Femme drépanocytaire : briser le tabou pour mieux vivre la maladie
Avec 30 000 cas ressencés, la drépanocytose est la maladie génétique la plus fréquente dans le monde. Très peu médiatisée en Europe et en France, la drépanocytose est considérée comme étant une maladie ciblant essentiellement les personnes noires, en raison de l’allèle S, responsable de l’anomalie et prédominant dans l’haplotype Bantu (Afrique équatoriale). En Afrique, en plus d’être difficilement traitable, la drépanocytose y est stigmatisée. Ainsi, les personnes atteintes ressentent un grand besoin d’ouvrir la parole sur le sujet pour mieux vivre avec la maladie. Et lorsqu’on est une femme drépanocytaire, cela implique de se retrouver à l’intersection de plusieurs questionnements : la santé physique et mentale, le marché de l’amour et le désir de maternité.
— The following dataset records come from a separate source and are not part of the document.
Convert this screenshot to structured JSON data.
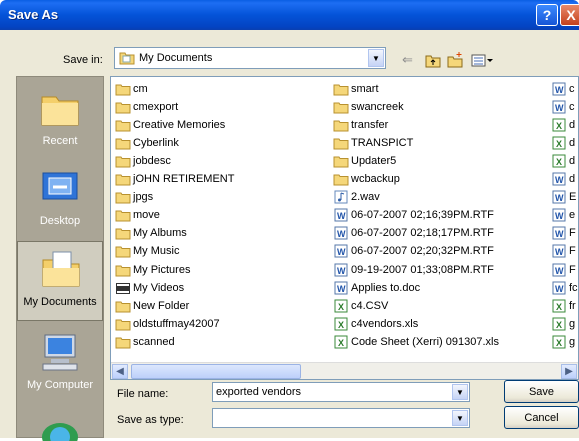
{
  "window": {
    "title": "Save As"
  },
  "title_buttons": {
    "help": "?",
    "close": "X"
  },
  "toolbar": {
    "save_in_label": "Save in:",
    "save_in_value": "My Documents",
    "icons": [
      "back-arrow-icon",
      "up-folder-icon",
      "new-folder-icon",
      "views-menu-icon"
    ]
  },
  "places": [
    {
      "label": "Recent",
      "icon": "recent-folder-icon"
    },
    {
      "label": "Desktop",
      "icon": "desktop-icon"
    },
    {
      "label": "My Documents",
      "icon": "my-documents-icon",
      "selected": true
    },
    {
      "label": "My Computer",
      "icon": "my-computer-icon"
    }
  ],
  "files": {
    "col1": [
      {
        "name": "cm",
        "type": "folder"
      },
      {
        "name": "cmexport",
        "type": "folder"
      },
      {
        "name": "Creative Memories",
        "type": "folder"
      },
      {
        "name": "Cyberlink",
        "type": "folder"
      },
      {
        "name": "jobdesc",
        "type": "folder"
      },
      {
        "name": "jOHN RETIREMENT",
        "type": "folder"
      },
      {
        "name": "jpgs",
        "type": "folder"
      },
      {
        "name": "move",
        "type": "folder"
      },
      {
        "name": "My Albums",
        "type": "folder"
      },
      {
        "name": "My Music",
        "type": "folder"
      },
      {
        "name": "My Pictures",
        "type": "folder"
      },
      {
        "name": "My Videos",
        "type": "video-folder"
      },
      {
        "name": "New Folder",
        "type": "folder"
      },
      {
        "name": "oldstuffmay42007",
        "type": "folder"
      },
      {
        "name": "scanned",
        "type": "folder"
      }
    ],
    "col2": [
      {
        "name": "smart",
        "type": "folder"
      },
      {
        "name": "swancreek",
        "type": "folder"
      },
      {
        "name": "transfer",
        "type": "folder"
      },
      {
        "name": "TRANSPICT",
        "type": "folder"
      },
      {
        "name": "Updater5",
        "type": "folder"
      },
      {
        "name": "wcbackup",
        "type": "folder"
      },
      {
        "name": "2.wav",
        "type": "audio"
      },
      {
        "name": "06-07-2007 02;16;39PM.RTF",
        "type": "doc"
      },
      {
        "name": "06-07-2007 02;18;17PM.RTF",
        "type": "doc"
      },
      {
        "name": "06-07-2007 02;20;32PM.RTF",
        "type": "doc"
      },
      {
        "name": "09-19-2007 01;33;08PM.RTF",
        "type": "doc"
      },
      {
        "name": "Applies to.doc",
        "type": "doc"
      },
      {
        "name": "c4.CSV",
        "type": "xls"
      },
      {
        "name": "c4vendors.xls",
        "type": "xls"
      },
      {
        "name": "Code Sheet (Xerri) 091307.xls",
        "type": "xls"
      }
    ],
    "col3": [
      {
        "name": "c",
        "type": "doc"
      },
      {
        "name": "c",
        "type": "doc"
      },
      {
        "name": "d",
        "type": "xls"
      },
      {
        "name": "d",
        "type": "xls"
      },
      {
        "name": "d",
        "type": "xls"
      },
      {
        "name": "d",
        "type": "doc"
      },
      {
        "name": "E",
        "type": "doc"
      },
      {
        "name": "e",
        "type": "doc"
      },
      {
        "name": "F",
        "type": "doc"
      },
      {
        "name": "F",
        "type": "doc"
      },
      {
        "name": "F",
        "type": "doc"
      },
      {
        "name": "fc",
        "type": "doc"
      },
      {
        "name": "fr",
        "type": "xls"
      },
      {
        "name": "g",
        "type": "xls"
      },
      {
        "name": "g",
        "type": "xls"
      }
    ]
  },
  "form": {
    "file_name_label": "File name:",
    "file_name_value": "exported vendors",
    "save_as_type_label": "Save as type:",
    "save_as_type_value": "",
    "save_label": "Save",
    "cancel_label": "Cancel"
  },
  "colors": {
    "title_bar": "#0453d8",
    "dialog_bg": "#ece9d8",
    "places_bg": "#aaa596",
    "folder": "#f5d77a"
  }
}
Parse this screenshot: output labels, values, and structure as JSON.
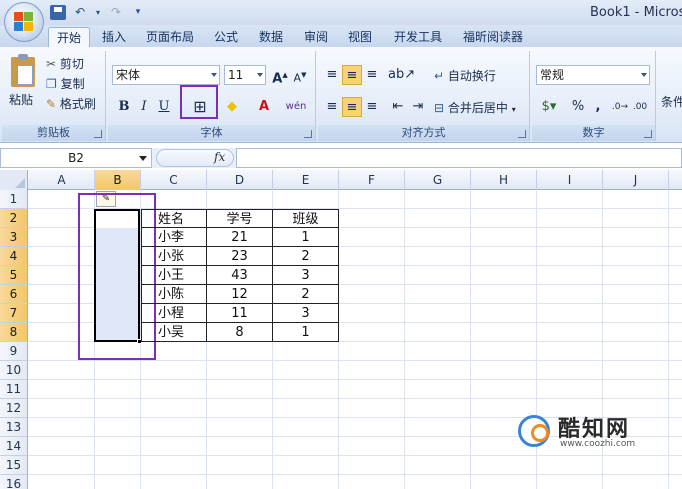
{
  "window": {
    "title": "Book1 - Microso"
  },
  "tabs": [
    {
      "label": "开始",
      "active": true
    },
    {
      "label": "插入"
    },
    {
      "label": "页面布局"
    },
    {
      "label": "公式"
    },
    {
      "label": "数据"
    },
    {
      "label": "审阅"
    },
    {
      "label": "视图"
    },
    {
      "label": "开发工具"
    },
    {
      "label": "福昕阅读器"
    }
  ],
  "ribbon": {
    "clipboard": {
      "label": "剪贴板",
      "paste": "粘贴",
      "cut": "剪切",
      "copy": "复制",
      "format_painter": "格式刷"
    },
    "font": {
      "label": "字体",
      "name": "宋体",
      "size": "11",
      "bold": "B",
      "italic": "I",
      "underline": "U",
      "wen": "wén"
    },
    "alignment": {
      "label": "对齐方式",
      "wrap_text": "自动换行",
      "merge_center": "合并后居中"
    },
    "number": {
      "label": "数字",
      "format": "常规",
      "percent": "%",
      "comma": ","
    },
    "styles": {
      "label_partial": "条件"
    }
  },
  "formula_bar": {
    "name_box": "B2",
    "fx": "fx",
    "value": ""
  },
  "columns": [
    "A",
    "B",
    "C",
    "D",
    "E",
    "F",
    "G",
    "H",
    "I",
    "J"
  ],
  "selected_column": "B",
  "rows": [
    "1",
    "2",
    "3",
    "4",
    "5",
    "6",
    "7",
    "8",
    "9",
    "10",
    "11",
    "12",
    "13",
    "14",
    "15",
    "16"
  ],
  "selected_rows": [
    "2",
    "3",
    "4",
    "5",
    "6",
    "7",
    "8"
  ],
  "table": {
    "headers": [
      "姓名",
      "学号",
      "班级"
    ],
    "rows": [
      [
        "小李",
        "21",
        "1"
      ],
      [
        "小张",
        "23",
        "2"
      ],
      [
        "小王",
        "43",
        "3"
      ],
      [
        "小陈",
        "12",
        "2"
      ],
      [
        "小程",
        "11",
        "3"
      ],
      [
        "小吴",
        "8",
        "1"
      ]
    ]
  },
  "watermark": {
    "title": "酷知网",
    "url": "www.coozhi.com"
  },
  "colors": {
    "highlight_box": "#7a2fb6",
    "selected_header": "#f4c870",
    "ribbon_bg": "#dfe9f6"
  }
}
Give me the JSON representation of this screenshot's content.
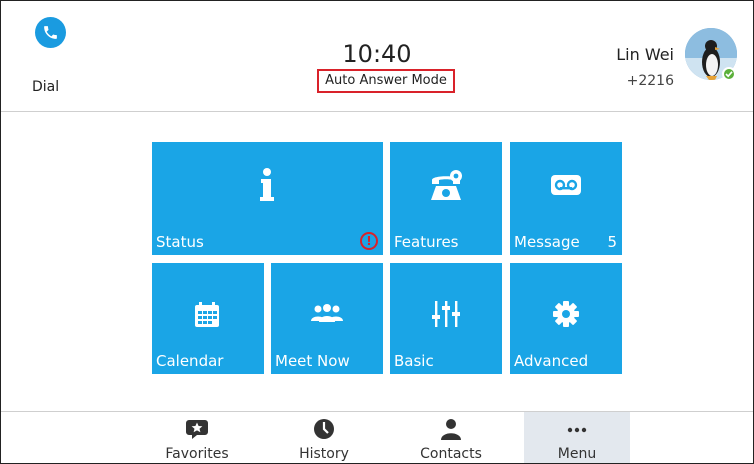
{
  "header": {
    "dial_label": "Dial",
    "time": "10:40",
    "mode_label": "Auto Answer Mode",
    "user_name": "Lin Wei",
    "user_extension": "+2216",
    "presence_status": "available"
  },
  "tiles": [
    {
      "label": "Status",
      "icon": "info-icon",
      "alert": "!"
    },
    {
      "label": "Features",
      "icon": "phone-gear-icon"
    },
    {
      "label": "Message",
      "icon": "voicemail-icon",
      "count": "5"
    },
    {
      "label": "Calendar",
      "icon": "calendar-icon"
    },
    {
      "label": "Meet Now",
      "icon": "group-icon"
    },
    {
      "label": "Basic",
      "icon": "sliders-icon"
    },
    {
      "label": "Advanced",
      "icon": "gear-icon"
    }
  ],
  "nav": [
    {
      "label": "Favorites",
      "icon": "favorites-star-icon"
    },
    {
      "label": "History",
      "icon": "clock-icon"
    },
    {
      "label": "Contacts",
      "icon": "person-icon"
    },
    {
      "label": "Menu",
      "icon": "more-icon",
      "active": true
    }
  ],
  "colors": {
    "tile": "#1aa5e6",
    "accent": "#1a9be0",
    "alert": "#d9222a",
    "presence": "#5bb03a",
    "nav_active": "#e3e8ee"
  }
}
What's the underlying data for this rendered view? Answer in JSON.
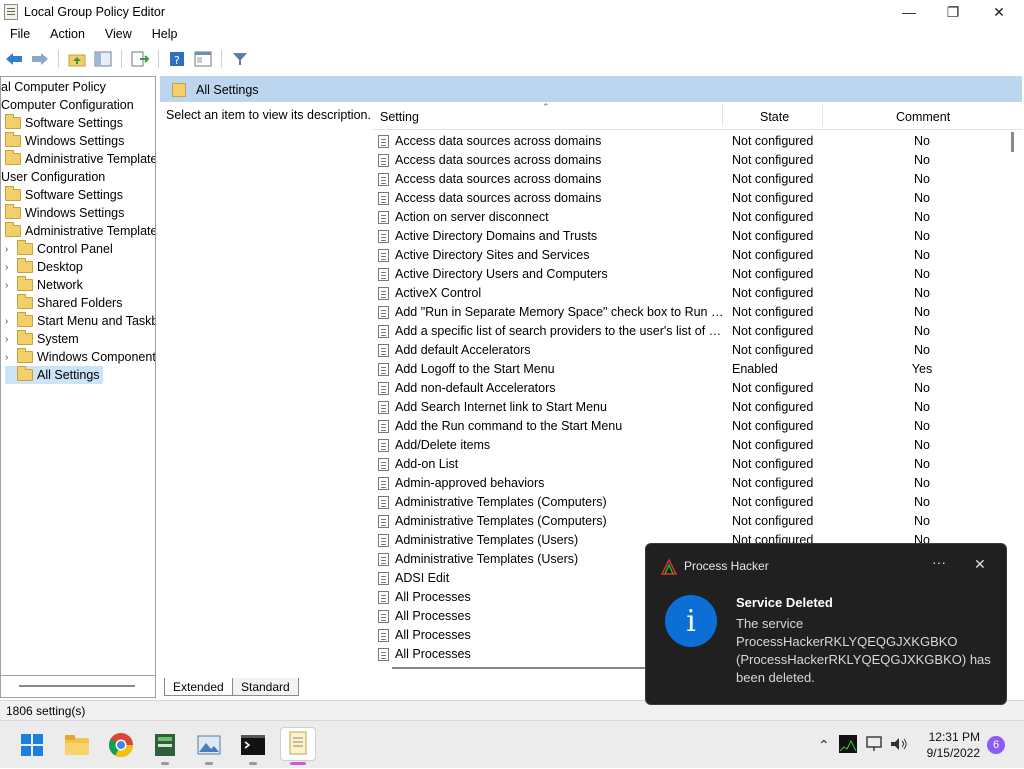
{
  "window": {
    "title": "Local Group Policy Editor"
  },
  "menu": [
    "File",
    "Action",
    "View",
    "Help"
  ],
  "tree": [
    {
      "label": "al Computer Policy",
      "indent": 0,
      "folder": false,
      "chevron": false
    },
    {
      "label": "Computer Configuration",
      "indent": 0,
      "folder": false,
      "chevron": false
    },
    {
      "label": "Software Settings",
      "indent": 1,
      "folder": true,
      "chevron": false
    },
    {
      "label": "Windows Settings",
      "indent": 1,
      "folder": true,
      "chevron": false
    },
    {
      "label": "Administrative Templates",
      "indent": 1,
      "folder": true,
      "chevron": false
    },
    {
      "label": "User Configuration",
      "indent": 0,
      "folder": false,
      "chevron": false
    },
    {
      "label": "Software Settings",
      "indent": 1,
      "folder": true,
      "chevron": false
    },
    {
      "label": "Windows Settings",
      "indent": 1,
      "folder": true,
      "chevron": false
    },
    {
      "label": "Administrative Templates",
      "indent": 1,
      "folder": true,
      "chevron": false
    },
    {
      "label": "Control Panel",
      "indent": 2,
      "folder": true,
      "chevron": true
    },
    {
      "label": "Desktop",
      "indent": 2,
      "folder": true,
      "chevron": true
    },
    {
      "label": "Network",
      "indent": 2,
      "folder": true,
      "chevron": true
    },
    {
      "label": "Shared Folders",
      "indent": 2,
      "folder": true,
      "chevron": false
    },
    {
      "label": "Start Menu and Taskba",
      "indent": 2,
      "folder": true,
      "chevron": true
    },
    {
      "label": "System",
      "indent": 2,
      "folder": true,
      "chevron": true
    },
    {
      "label": "Windows Component",
      "indent": 2,
      "folder": true,
      "chevron": true
    },
    {
      "label": "All Settings",
      "indent": 2,
      "folder": true,
      "chevron": false,
      "selected": true
    }
  ],
  "panel": {
    "header_title": "All Settings",
    "description": "Select an item to view its description.",
    "columns": {
      "setting": "Setting",
      "state": "State",
      "comment": "Comment"
    }
  },
  "rows": [
    {
      "setting": "Access data sources across domains",
      "state": "Not configured",
      "comment": "No"
    },
    {
      "setting": "Access data sources across domains",
      "state": "Not configured",
      "comment": "No"
    },
    {
      "setting": "Access data sources across domains",
      "state": "Not configured",
      "comment": "No"
    },
    {
      "setting": "Access data sources across domains",
      "state": "Not configured",
      "comment": "No"
    },
    {
      "setting": "Action on server disconnect",
      "state": "Not configured",
      "comment": "No"
    },
    {
      "setting": "Active Directory Domains and Trusts",
      "state": "Not configured",
      "comment": "No"
    },
    {
      "setting": "Active Directory Sites and Services",
      "state": "Not configured",
      "comment": "No"
    },
    {
      "setting": "Active Directory Users and Computers",
      "state": "Not configured",
      "comment": "No"
    },
    {
      "setting": "ActiveX Control",
      "state": "Not configured",
      "comment": "No"
    },
    {
      "setting": "Add \"Run in Separate Memory Space\" check box to Run dial...",
      "state": "Not configured",
      "comment": "No"
    },
    {
      "setting": "Add a specific list of search providers to the user's list of sea...",
      "state": "Not configured",
      "comment": "No"
    },
    {
      "setting": "Add default Accelerators",
      "state": "Not configured",
      "comment": "No"
    },
    {
      "setting": "Add Logoff to the Start Menu",
      "state": "Enabled",
      "comment": "Yes"
    },
    {
      "setting": "Add non-default Accelerators",
      "state": "Not configured",
      "comment": "No"
    },
    {
      "setting": "Add Search Internet link to Start Menu",
      "state": "Not configured",
      "comment": "No"
    },
    {
      "setting": "Add the Run command to the Start Menu",
      "state": "Not configured",
      "comment": "No"
    },
    {
      "setting": "Add/Delete items",
      "state": "Not configured",
      "comment": "No"
    },
    {
      "setting": "Add-on List",
      "state": "Not configured",
      "comment": "No"
    },
    {
      "setting": "Admin-approved behaviors",
      "state": "Not configured",
      "comment": "No"
    },
    {
      "setting": "Administrative Templates (Computers)",
      "state": "Not configured",
      "comment": "No"
    },
    {
      "setting": "Administrative Templates (Computers)",
      "state": "Not configured",
      "comment": "No"
    },
    {
      "setting": "Administrative Templates (Users)",
      "state": "Not configured",
      "comment": "No"
    },
    {
      "setting": "Administrative Templates (Users)",
      "state": "",
      "comment": ""
    },
    {
      "setting": "ADSI Edit",
      "state": "",
      "comment": ""
    },
    {
      "setting": "All Processes",
      "state": "",
      "comment": ""
    },
    {
      "setting": "All Processes",
      "state": "",
      "comment": ""
    },
    {
      "setting": "All Processes",
      "state": "",
      "comment": ""
    },
    {
      "setting": "All Processes",
      "state": "",
      "comment": ""
    }
  ],
  "tabs": {
    "extended": "Extended",
    "standard": "Standard"
  },
  "status": {
    "count": "1806 setting(s)"
  },
  "toast": {
    "app": "Process Hacker",
    "more": "···",
    "close": "✕",
    "heading": "Service Deleted",
    "body": "The service ProcessHackerRKLYQEQGJXKGBKO (ProcessHackerRKLYQEQGJXKGBKO) has been deleted."
  },
  "taskbar": {
    "time": "12:31 PM",
    "date": "9/15/2022",
    "badge": "6",
    "icons": [
      "windows-start-icon",
      "file-explorer-icon",
      "chrome-icon",
      "server-manager-icon",
      "image-viewer-icon",
      "terminal-icon",
      "notepad-icon"
    ]
  },
  "colors": {
    "accent": "#0b6fd6",
    "selection": "#cce4f7",
    "header": "#bcd6ef",
    "badge": "#8b5cf6"
  }
}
Du fait des mouvements de populations, la drépanocytose, maladie génétique et héréditaire qui est initialement apparue en Afrique et en Inde, est très présente en Europe de l’Ouest. La France est le pays d’Europe le plus touché par cette maladie, avec une prévalence importante dans les départements d’Outre-mer (1 cas sur 499) et en région parisienne (1 cas sur 765) où se concentrent les populations à risque. Les chiffres restent cependant approximatifs dans la mesure où trop peu de jeunes adultes de la diaspora africaine ont conscience d’être porteurs du gène malade de la drépanocytose.
Si les symptômes de la maladie se caractérisent notamment par une anémie chronique, des complications vasculaires, des crises vaso-occlusives extrêmement douloureuses, un risque accru d’infections, et des atteintes progressives des organes, qu’en est-il des répercussions psychologiques ? À l’heure où la santé mentale (qui fluctue en raison de nombreux facteurs) est indispensable pour se sentir en bonne santé, comment les jeunes personnes, atteintes d’une maladie encore trop stigmatisée et trop peu documentée, cultivent-elles la leur ? Sans surprise, ils ont besoin d’ouvrir la parole sur le sujet pour mieux vivre avec la drépanocytose. Quid de la maternité considérée comme étant risquée chez la femme drépanocytaire ?
À travers les témoignages d’Anne-Marie, Lindsey et Tracy, l’excellente Prodige Mabanza nous décrypte la maladie, les tabous qui l’entourent et ses conséquences psychologiques et sociales…
Comprendre la drépanocytose
Pour mieux sensibiliser, il est important de poser les bons mots sur cette maladie, et de lever toutes les idées reçues. Pour commencer, la drépanocytose est une maladie génétique héréditaire qui affecte les globules rouges, responsables de transporter l’oxygène dans le sang. Les globules rouges d’une personne non malade ont une forme circulaire, tandis que ceux d’une personne malade auront la forme d’un croissant. Un enfant est drépanocytaire lorsqu’il hérite de deux hémoglobines SS de deux parents porteurs sains. L’hémoglobine S est le gène malade et l’hémoglobine A est le gène sain. Ainsi, deux parents AS auront une chance sur quatre d’avoir un enfant drépanocytaire, comme l’indique le schéma ci-dessous.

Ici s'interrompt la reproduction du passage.